Radical changes – major shifts in the way things work – appear to occur very rarely. Sometimes this isn’t a bad thing, but it does expose a dangerous problem with our system – the lack of flexibility. You see this happen in corporations when they get too large. Smaller companies are nimble. They can make quick changes. The bigger a corporate bureaucracy gets, the more time it takes to shift policy. Large corporations start to fragment into big “teams” that may be working to opposite ends. I look at Microsoft and Adobe as examples of this. Of course, the government isn’t a corporate entity, but there are many analogies. You can’t run the government like a corporation, but in many ways, the government runs like one on its own – a very large and overburdened global company with a slew of board members who all have their own ideas, and a CEO that has control over only a limited number of them and has to try to “convince” the others to fall in line. As we know, that “convincing” hasn’t been working too well. The CEO is stuck with board members that are completely opposed to making deals with him, and the company isn’t producing anything new. It’s relying on existing products in a changing world. Either the philosophy of the board members needs to change, or the board members need to be replaced, or a new CEO has to be appointed. Republicans would like a new CEO, and Democrats would like new board members.
The basic reason Romney’s loathsome 47% pays no income tax is that they don’t earn enough. But he dare not say that because that puts him in the position of saying he wants to raise taxes on the poor and middle class. Tough to get those votes that way.
Beats me how we’ll reform our tax code. It got the way it is because it gets tweaked a little bit every year and over the decades it’s become a Frankenstein. Which, I suppose, is exactly the way our government got the way it is.
Ezra Klein does a pretty good job with the subject, but he still left me wondering about a couple of aspects of taxation.
1. A lot of rich folks like Romney have no earned income at all because they’re living off of their investments. That means their only federal tax is capital gains tax which is currently 15%, but the charts don’t appear to reflect that. Now some try to make the case that even capital gains taxes are “unfair” because they see them as taxes on something that was previously taxed, i.e., the original investment principal, but I think this is bogus. If the whole world were made up of Romney’s (shudder) and lived on capital gains, who would fix the plumbing?

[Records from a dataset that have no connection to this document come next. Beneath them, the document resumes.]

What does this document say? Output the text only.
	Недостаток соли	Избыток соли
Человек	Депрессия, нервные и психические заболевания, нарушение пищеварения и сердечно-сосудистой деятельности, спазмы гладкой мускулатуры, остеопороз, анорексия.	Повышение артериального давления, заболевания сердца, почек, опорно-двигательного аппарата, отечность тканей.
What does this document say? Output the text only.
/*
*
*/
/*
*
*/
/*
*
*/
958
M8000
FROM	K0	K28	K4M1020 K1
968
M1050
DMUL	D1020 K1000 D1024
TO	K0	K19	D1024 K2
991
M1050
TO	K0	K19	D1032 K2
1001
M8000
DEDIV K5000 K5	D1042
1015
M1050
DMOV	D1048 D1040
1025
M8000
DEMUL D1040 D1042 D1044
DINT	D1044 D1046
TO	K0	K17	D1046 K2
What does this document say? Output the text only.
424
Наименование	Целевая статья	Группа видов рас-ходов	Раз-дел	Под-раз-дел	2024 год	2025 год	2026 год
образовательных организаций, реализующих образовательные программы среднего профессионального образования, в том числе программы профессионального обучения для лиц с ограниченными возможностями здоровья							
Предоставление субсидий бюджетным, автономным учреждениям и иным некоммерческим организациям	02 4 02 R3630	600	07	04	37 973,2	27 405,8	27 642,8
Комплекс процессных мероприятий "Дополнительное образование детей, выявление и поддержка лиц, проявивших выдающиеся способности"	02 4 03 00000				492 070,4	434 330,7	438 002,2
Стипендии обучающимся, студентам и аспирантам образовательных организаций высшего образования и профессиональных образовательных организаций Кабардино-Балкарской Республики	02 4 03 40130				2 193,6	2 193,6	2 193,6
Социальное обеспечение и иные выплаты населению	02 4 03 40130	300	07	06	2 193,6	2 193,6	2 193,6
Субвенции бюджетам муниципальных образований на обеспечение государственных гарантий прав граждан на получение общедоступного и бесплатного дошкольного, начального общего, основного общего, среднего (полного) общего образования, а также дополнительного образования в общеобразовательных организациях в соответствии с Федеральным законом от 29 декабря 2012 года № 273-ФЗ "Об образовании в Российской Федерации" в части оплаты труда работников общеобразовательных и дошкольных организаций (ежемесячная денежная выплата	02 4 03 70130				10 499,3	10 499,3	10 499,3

2. Klein’s article claims the chart includes “corporate taxes” as well, but I can’t see how those could be included in each income group. How would they be allocated. Also, it seems obvious to me that corporate taxes are a very poor way to collect revenue because they are simply passed on to consumers as part of the cost of doing business. Because of that, everybody who buys anything is in effect paying corporate tax, and that tax is maximized percentage-wise for the person who spends all of her income!
Poking holes in that nice man’s theories. Tsk, tsk. (Nice holes, by the way.)
PS – I predict the tax code will never be reformed because the present Rube Goldberg system is the mother’s milk of politics. Despite all the bad-mouthing that goes on it is the give and take, the loopholes, the exemptions, the pork-barrel spending, the subsidies, that constitute a Congress person’s power and influence. No way are they ever giving that up. Just ask erstwhile presidential candidate Steve Forbes.
That’s also why our election, immigration, and health care systems will probably never get fixed. Too many influential people are benefiting from them just the way they are.